ISLAMABAD: The National Assembly on Friday unanimously passed the Zainab Alert, Recovery and Response Bill, 2019 aimed at raising alert, response and recovery of missing and abducted children.

The Minister for Human Rights, Dr Shireen Mazari, congratulated the House on passage of the bill and thanked all members of the committee including Dr Mahreen Razzaq Bhutto for their support and hard work on improving this legislative proposal.

It is worth mentioning here that bill was tabled in the previous assembly by PTI lawmaker Asad Umer but it lapsed after completion of the tenure of the House on May 31, 2018. In the incumbent Assembly, the government moved the same bill on April 24, 2019, which was referred to Standing Committee on Human Rights.

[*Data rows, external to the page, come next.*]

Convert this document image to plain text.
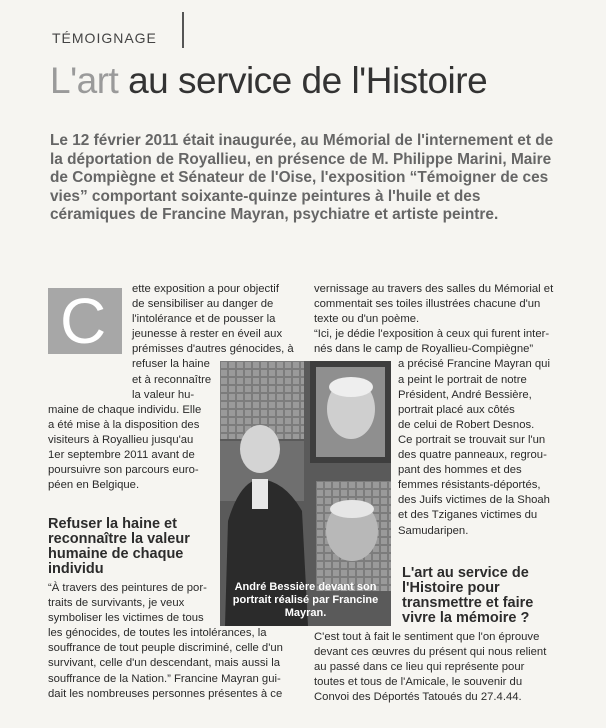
TÉMOIGNAGE
L'art au service de l'Histoire
Le 12 février 2011 était inaugurée, au Mémorial de l'internement et de la déportation de Royallieu, en présence de M. Philippe Marini, Maire de Compiègne et Sénateur de l'Oise, l'exposition “Témoigner de ces vies” comportant soixante-quinze peintures à l'huile et des céramiques de Francine Mayran, psychiatre et artiste peintre.
C ette exposition a pour objectif
de sensibiliser au danger de
l'intolérance et de pousser la
jeunesse à rester en éveil aux
prémisses d'autres génocides, à
refuser la haine
et à reconnaître
la valeur hu-
maine de chaque individu. Elle
a été mise à la disposition des
visiteurs à Royallieu jusqu'au
1er septembre 2011 avant de
poursuivre son parcours euro-
péen en Belgique.
Refuser la haine et reconnaître la valeur humaine de chaque individu
“À travers des peintures de por-
traits de survivants, je veux
symboliser les victimes de tous
les génocides, de toutes les intolérances, la
souffrance de tout peuple discriminé, celle d'un
survivant, celle d'un descendant, mais aussi la
souffrance de la Nation.” Francine Mayran gui-
dait les nombreuses personnes présentes à ce
vernissage au travers des salles du Mémorial et
commentait ses toiles illustrées chacune d'un
texte ou d'un poème.
“Ici, je dédie l'exposition à ceux qui furent inter-
nés dans le camp de Royallieu-Compiègne”
a précisé Francine Mayran qui
a peint le portrait de notre
Président, André Bessière,
portrait placé aux côtés
de celui de Robert Desnos.
Ce portrait se trouvait sur l'un
des quatre panneaux, regrou-
pant des hommes et des
femmes résistants-déportés,
des Juifs victimes de la Shoah
et des Tziganes victimes du
Samudaripen.
L'art au service de l'Histoire pour transmettre et faire vivre la mémoire ?
C'est tout à fait le sentiment que l'on éprouve
devant ces œuvres du présent qui nous relient
au passé dans ce lieu qui représente pour
toutes et tous de l'Amicale, le souvenir du
Convoi des Déportés Tatoués du 27.4.44.
André Bessière devant son portrait réalisé par Francine Mayran.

After deliberations in the House, the report of the committee on the bill was presented on January 9, which subsequently led to the passage of the bill on Friday. According to Dr Mahreen Razzaq Bhutto, a member of the Standing Committee on Human Rights, the bill had been passed on the second death anniversary of nine-year old Zainab whose body was found from Kasur in 2018 after rape and murder. She dedicated the bill to children and said this legislation will help to secure children and speedy justice to victims.

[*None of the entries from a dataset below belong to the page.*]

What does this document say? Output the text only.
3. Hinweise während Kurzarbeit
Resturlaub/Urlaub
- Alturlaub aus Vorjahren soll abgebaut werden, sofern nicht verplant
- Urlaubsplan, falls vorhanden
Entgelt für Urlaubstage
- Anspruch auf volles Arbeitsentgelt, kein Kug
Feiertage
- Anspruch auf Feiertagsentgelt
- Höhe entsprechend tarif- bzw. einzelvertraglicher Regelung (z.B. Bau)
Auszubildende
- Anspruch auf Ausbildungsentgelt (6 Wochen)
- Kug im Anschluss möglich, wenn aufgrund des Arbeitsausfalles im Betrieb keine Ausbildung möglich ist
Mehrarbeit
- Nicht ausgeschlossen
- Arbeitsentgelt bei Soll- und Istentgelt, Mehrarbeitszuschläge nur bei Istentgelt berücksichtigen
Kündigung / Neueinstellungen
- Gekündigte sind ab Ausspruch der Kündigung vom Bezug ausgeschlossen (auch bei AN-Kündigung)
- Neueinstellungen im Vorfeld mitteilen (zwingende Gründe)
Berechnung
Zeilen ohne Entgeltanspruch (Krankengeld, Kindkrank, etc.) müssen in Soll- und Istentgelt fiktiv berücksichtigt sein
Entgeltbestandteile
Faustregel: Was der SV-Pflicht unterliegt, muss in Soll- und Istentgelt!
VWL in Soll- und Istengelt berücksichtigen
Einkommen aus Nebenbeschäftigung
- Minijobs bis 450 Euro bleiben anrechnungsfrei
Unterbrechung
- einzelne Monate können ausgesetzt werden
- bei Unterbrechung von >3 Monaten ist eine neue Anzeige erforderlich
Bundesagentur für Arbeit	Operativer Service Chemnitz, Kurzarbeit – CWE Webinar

Speaking in the National Assembly Minister for Planning, Development and Reforms Minister Asad Umar said that all cases involving the kidnapping, rape and murder of minor children will be required to complete investigations within three months. He hoped that Senate would also take up the bill immediately and pass it which is aimed at protecting the country’s minor children.

The bill will raise the required alerts and initiate the responses required for recovery of missing, abducted, abused or kidnapped children in Islamabad Capital Territory (ICT). It will help to provide speedy system for alerts, responses, recoveries, investigations, trails and rehabilitation to prevent and curb criminal activities against the children. It will also ensure harmonisation and cohesion in the workings of the new agencies and institutions established for the protection of children and already exacting mechanisms within this field.

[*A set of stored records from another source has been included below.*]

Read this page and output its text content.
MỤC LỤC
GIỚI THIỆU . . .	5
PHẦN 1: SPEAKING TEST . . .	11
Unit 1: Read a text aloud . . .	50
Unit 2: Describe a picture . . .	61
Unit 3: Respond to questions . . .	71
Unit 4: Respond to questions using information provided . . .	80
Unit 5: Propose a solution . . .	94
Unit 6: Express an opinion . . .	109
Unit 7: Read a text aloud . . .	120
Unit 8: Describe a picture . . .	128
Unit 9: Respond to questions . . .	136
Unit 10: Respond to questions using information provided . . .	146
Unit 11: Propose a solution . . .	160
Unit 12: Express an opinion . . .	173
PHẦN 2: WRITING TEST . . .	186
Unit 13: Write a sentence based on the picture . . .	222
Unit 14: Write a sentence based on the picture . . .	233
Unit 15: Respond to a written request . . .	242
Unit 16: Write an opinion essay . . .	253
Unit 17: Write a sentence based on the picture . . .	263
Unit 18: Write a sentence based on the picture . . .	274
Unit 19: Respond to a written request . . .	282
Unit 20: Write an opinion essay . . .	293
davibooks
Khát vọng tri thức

According to the bill passed by the National Assembly, the maximum sentence handed down to perpetrators of child sexual abuse will be life imprisonment with a fine of Rs1 million while the minimum sentence will be 10 years. It also suggested that Zainab Alert, Response and Recovery Agency (ZARRA) will be established headed by Director General to be appointed by prime minister in such manner and in such terms and conditions as may be prescribed the rules. It demanded that management staff of ZARRA should be suitably equipped with skills of managing databases, conducting planning and monitoring of programmes, analysing data, preparing reports and coordinating with all other officers.

It suggested that ZARRA shall work closely with the helpline 1099 or such other helpline operating under the mandate of the division concerned. In this regard, the helpline shall forward complaints relevant to the mandate of ZARRA, which shall be acted upon in partnership between ZARAA and the National Commission on the Rights of the Child (NCRC) established under the National Commission on the Rights of Child Act, 2017. The bill also proposed taking action against police officials who cause unnecessary delay in investigating such cases, adding that those who fail to respond to the alert within two hours may also face action.